Wednesday, August 14, 2013

Fantasy Football Draft Guide

The draft is the most important day of the Fantasy Football season, because it is when you build the majority of your team.  You can do on-line drafts, which are done on the computer, or off-line drafts, which you do at someone’s house.

Whether it is on-line or off-line, you should get to the draft early, so you can get organized.  You don’t want to arrive late and be rushed to make your first round pick. 

If you can choose your draft position, I suggest selecting a position in the middle.  If you pick at the beginning or end of the round, then you’ll get two picks close together but will have to wait a long time for your next picks. Conversely, if you’re in the middle, then your selections are evenly spaced, and you can choose consistently good players.

1st Round:

You can usually predict the first few picks.  Normally, the best running backs go first.  However, it can also depend on where you live.  For example, I live in Wisconsin, and I can guarantee you that Aaron Rodgers will be drafted within the first three picks.

The NFL has evolved into a passing league and is quarterback driven.  Therefore, I suggest drafting a quarterback in the first round.  I’ve always drafted a quarterback in the first round, and it has always worked out well for me.   Quarterbacks produce a lot of points and can be the foundation of your team.  However, make sure you draft an elite quarterback, like Aaron Rodgers, Drew Brees, Tom Brady, or Peyton Manning.  At least one of them should be available by the time you pick. 

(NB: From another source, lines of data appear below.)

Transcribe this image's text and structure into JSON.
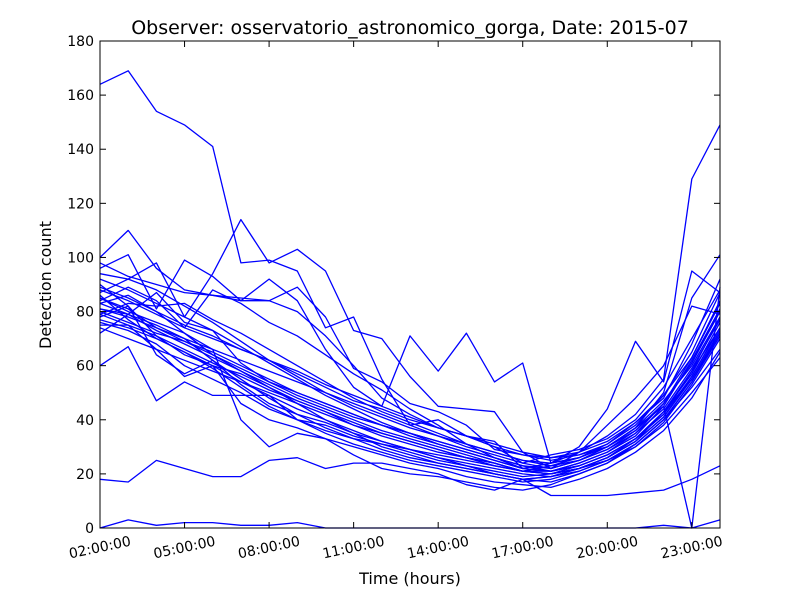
{
  "colors": {
    "series": "#0000ff",
    "axes": "#000000",
    "background": "#ffffff"
  },
  "chart_data": {
    "type": "line",
    "title": "Observer: osservatorio_astronomico_gorga, Date: 2015-07",
    "xlabel": "Time (hours)",
    "ylabel": "Detection count",
    "xlim": [
      2,
      24
    ],
    "ylim": [
      0,
      180
    ],
    "grid": false,
    "x": [
      2,
      3,
      4,
      5,
      6,
      7,
      8,
      9,
      10,
      11,
      12,
      13,
      14,
      15,
      16,
      17,
      18,
      19,
      20,
      21,
      22,
      23,
      24
    ],
    "x_ticks": [
      {
        "value": 2,
        "label": "02:00:00"
      },
      {
        "value": 5,
        "label": "05:00:00"
      },
      {
        "value": 8,
        "label": "08:00:00"
      },
      {
        "value": 11,
        "label": "11:00:00"
      },
      {
        "value": 14,
        "label": "14:00:00"
      },
      {
        "value": 17,
        "label": "17:00:00"
      },
      {
        "value": 20,
        "label": "20:00:00"
      },
      {
        "value": 23,
        "label": "23:00:00"
      }
    ],
    "y_ticks": [
      0,
      20,
      40,
      60,
      80,
      100,
      120,
      140,
      160,
      180
    ],
    "series": [
      {
        "values": [
          164,
          169,
          154,
          149,
          141,
          98,
          99,
          95,
          74,
          78,
          55,
          38,
          40,
          34,
          32,
          22,
          24,
          28,
          34,
          42,
          55,
          129,
          149
        ]
      },
      {
        "values": [
          100,
          110,
          96,
          88,
          86,
          84,
          92,
          84,
          66,
          52,
          45,
          71,
          58,
          72,
          54,
          61,
          24,
          30,
          44,
          69,
          54,
          95,
          87
        ]
      },
      {
        "values": [
          18,
          17,
          25,
          22,
          19,
          19,
          25,
          26,
          22,
          24,
          24,
          22,
          20,
          16,
          14,
          18,
          12,
          12,
          12,
          13,
          14,
          18,
          23
        ]
      },
      {
        "values": [
          0,
          3,
          1,
          2,
          2,
          1,
          1,
          2,
          0,
          0,
          0,
          0,
          0,
          0,
          0,
          0,
          0,
          0,
          0,
          0,
          1,
          0,
          3
        ]
      },
      {
        "values": [
          87,
          92,
          98,
          78,
          94,
          114,
          98,
          103,
          95,
          73,
          70,
          56,
          45,
          44,
          43,
          28,
          22,
          28,
          38,
          48,
          60,
          82,
          79
        ]
      },
      {
        "values": [
          96,
          101,
          81,
          99,
          93,
          84,
          84,
          89,
          78,
          59,
          54,
          46,
          43,
          38,
          29,
          27,
          26,
          27,
          30,
          37,
          50,
          85,
          101
        ]
      },
      {
        "values": [
          98,
          93,
          90,
          87,
          86,
          85,
          84,
          80,
          71,
          60,
          48,
          42,
          37,
          34,
          30,
          24,
          27,
          29,
          33,
          40,
          52,
          70,
          88
        ]
      },
      {
        "values": [
          84,
          89,
          84,
          74,
          88,
          83,
          76,
          71,
          64,
          57,
          51,
          44,
          38,
          31,
          26,
          22,
          24,
          26,
          31,
          39,
          48,
          68,
          92
        ]
      },
      {
        "values": [
          81,
          78,
          74,
          70,
          66,
          62,
          58,
          54,
          50,
          46,
          42,
          38,
          34,
          30,
          27,
          24,
          22,
          25,
          29,
          35,
          46,
          63,
          84
        ]
      },
      {
        "values": [
          78,
          82,
          64,
          57,
          62,
          53,
          46,
          42,
          39,
          35,
          32,
          29,
          26,
          23,
          21,
          19,
          20,
          23,
          27,
          33,
          42,
          58,
          74
        ]
      },
      {
        "values": [
          76,
          73,
          68,
          60,
          55,
          50,
          44,
          40,
          36,
          33,
          31,
          28,
          25,
          23,
          20,
          18,
          19,
          22,
          26,
          32,
          43,
          55,
          72
        ]
      },
      {
        "values": [
          90,
          82,
          71,
          64,
          60,
          57,
          52,
          47,
          43,
          38,
          34,
          31,
          28,
          26,
          24,
          21,
          23,
          26,
          30,
          37,
          47,
          60,
          78
        ]
      },
      {
        "values": [
          85,
          80,
          76,
          72,
          66,
          40,
          30,
          35,
          33,
          27,
          22,
          20,
          19,
          17,
          15,
          14,
          16,
          20,
          24,
          31,
          40,
          52,
          66
        ]
      },
      {
        "values": [
          72,
          79,
          87,
          76,
          73,
          61,
          54,
          49,
          45,
          41,
          38,
          35,
          32,
          29,
          26,
          23,
          21,
          24,
          28,
          34,
          45,
          62,
          81
        ]
      },
      {
        "values": [
          88,
          84,
          79,
          74,
          70,
          66,
          62,
          57,
          52,
          47,
          44,
          40,
          37,
          34,
          30,
          27,
          25,
          27,
          31,
          38,
          49,
          65,
          87
        ]
      },
      {
        "values": [
          60,
          67,
          47,
          54,
          49,
          49,
          49,
          40,
          38,
          34,
          31,
          29,
          27,
          25,
          23,
          21,
          20,
          22,
          25,
          30,
          38,
          50,
          63
        ]
      },
      {
        "values": [
          75,
          75,
          66,
          56,
          60,
          46,
          40,
          37,
          33,
          30,
          27,
          24,
          22,
          19,
          17,
          16,
          15,
          18,
          22,
          28,
          36,
          48,
          65
        ]
      },
      {
        "values": [
          83,
          86,
          80,
          72,
          64,
          58,
          52,
          46,
          40,
          35,
          30,
          27,
          24,
          22,
          20,
          18,
          19,
          21,
          25,
          31,
          40,
          54,
          72
        ]
      },
      {
        "values": [
          79,
          83,
          82,
          83,
          77,
          72,
          66,
          60,
          54,
          48,
          43,
          39,
          35,
          31,
          28,
          25,
          23,
          25,
          29,
          36,
          46,
          61,
          80
        ]
      },
      {
        "values": [
          92,
          88,
          83,
          78,
          73,
          67,
          61,
          55,
          49,
          44,
          39,
          35,
          31,
          28,
          25,
          22,
          21,
          23,
          27,
          33,
          43,
          57,
          76
        ]
      },
      {
        "values": [
          80,
          76,
          72,
          69,
          65,
          60,
          55,
          50,
          46,
          42,
          38,
          34,
          31,
          28,
          25,
          22,
          21,
          24,
          28,
          35,
          44,
          59,
          77
        ]
      },
      {
        "values": [
          86,
          77,
          70,
          65,
          60,
          54,
          49,
          44,
          40,
          36,
          32,
          29,
          26,
          24,
          22,
          20,
          19,
          22,
          26,
          32,
          41,
          56,
          74
        ]
      },
      {
        "values": [
          81,
          79,
          75,
          70,
          62,
          55,
          48,
          42,
          37,
          33,
          29,
          26,
          24,
          22,
          20,
          18,
          17,
          20,
          24,
          30,
          39,
          53,
          70
        ]
      },
      {
        "values": [
          77,
          74,
          70,
          65,
          59,
          52,
          45,
          40,
          35,
          31,
          28,
          25,
          23,
          21,
          19,
          17,
          18,
          21,
          25,
          31,
          40,
          54,
          71
        ]
      },
      {
        "values": [
          94,
          92,
          88,
          82,
          76,
          69,
          62,
          56,
          50,
          45,
          41,
          37,
          34,
          31,
          28,
          25,
          24,
          26,
          30,
          36,
          46,
          61,
          81
        ]
      },
      {
        "values": [
          83,
          79,
          73,
          68,
          63,
          58,
          53,
          48,
          44,
          40,
          36,
          33,
          30,
          27,
          24,
          21,
          20,
          22,
          26,
          33,
          43,
          58,
          78
        ]
      },
      {
        "values": [
          74,
          70,
          66,
          62,
          58,
          54,
          50,
          46,
          42,
          38,
          35,
          32,
          29,
          26,
          23,
          21,
          20,
          22,
          26,
          32,
          41,
          55,
          73
        ]
      },
      {
        "values": [
          89,
          85,
          80,
          75,
          71,
          66,
          62,
          58,
          53,
          49,
          45,
          41,
          37,
          34,
          31,
          28,
          26,
          28,
          32,
          39,
          49,
          63,
          83
        ]
      },
      {
        "values": [
          85,
          81,
          74,
          69,
          64,
          59,
          54,
          50,
          46,
          42,
          38,
          35,
          32,
          29,
          26,
          23,
          22,
          25,
          30,
          37,
          45,
          0,
          89
        ]
      },
      {
        "values": [
          79,
          75,
          71,
          66,
          61,
          56,
          51,
          47,
          43,
          39,
          35,
          32,
          29,
          26,
          24,
          21,
          21,
          23,
          27,
          33,
          42,
          56,
          74
        ]
      }
    ]
  }
}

You may panic when you see everyone drafting the top running backs and wide receivers.  You’re afraid that there won’t be anybody good left for you.  Don’t worry.  When the other members of your league are drafting quarterbacks, you will be picking up solid players and adding depth to your team.  Moreover, you only need to draft one more quarterback to fill in when your starting quarterback has a bye-week, unless your starter gets hurt. 

2nd Round:

In the second round, I would look for a reliable wide receiver or running back (whichever has the best available player).  Stay away from injury prone players and players with behavior problems.  Players that are suspended for four games won’t help in a 13-14 game regular season.

Warning:  Be extremely cautious with players that hold out of training camp.  They are injury prone and are bound to pull, sprain, or strain something.  Nothing can replace a training camp.  When they finally end their holdout, they will not be in football shape and will probably pull a hamstring.  Consequently, they will be battling injuries all season. 

Next Few Rounds:

Fill up your wide receiver and running back slots.  These are your skilled players, and they will be the source of most of your points.  If one is available, try and get a good tight end that is big and athletic.  They can be very productive. 

Also, don’t underestimate the power of a good kicker.  Kickers can be a good source of production, and you should try and draft one early.  Don’t draft one in the third round, but at the same time, don’t be the last person to draft one. 

Later Rounds:

This is where your offseason research and NFL Draft knowledge pays off.  You will be familiar with the players, when other people in your league might not be.  The later rounds are when you add depth to your team and pick up your sleepers.  Smart selections in the later rounds can turn a good team into a great team. 

You shouldn’t be afraid to draft your sleepers, because they might turn into starters.  I drafted Chris Johnson his rookie year as a bench player, and he emerged into a star. 

Also, make sure you draft a solid back-up quarterback.  In addition, make sure your back-up quarterback has a different bye-week than your starting quarterback, otherwise you will be in trouble when that bye-week arrives. 

You can take a chance on a rookie.  I drafted Matt Ryan his rookie year to back-up Tom Brady.  That just happened to be the year that Tom Brady tore his ACL in week one.  In addition, Matt Ryan turned out to be a good NFL quarterback.  Luckily, my chance on Matt Ryan paid off. 

At the same time, don’t beat yourself up if your back-up quarterback ends up being terrible.  Normally, you can pick up a solid quarterback in waivers or free agency.

Watch Bye-Weeks:

Make sure that your bench players have different bye-weeks than your starters.  Also, you don’t want to have 4 starters with the same bye-week, because it will be hard to replace that many players for one week.  Therefore, on your pre-draft list, you should mark the bye-weeks of each team.  You can also print off sheets that have the bye-weeks on them.  

You can visit for more Fantasy Football tips.


  1. Dude, the info and strategies in the article are just awful. Qb in first round, maybe a wr in the second? Where's your rb depth? Backup qbs? This article is bad and you should feel bad

  2. In both ESPN and NFL leagues, the top six leading scorers from 2012 were quarterbacks. The NFL is a passing league, and they have the ball in their hands on every play. Conversely, running backs are much less dependable. They are much more likely to get injured, and many times, their success depends on having a good offensive line. If you have the first pick in the draft, I would not pass up Adrian Peterson. However, if you have a mid or late round pick, then I would go with a quarterback. That's just my opinion though.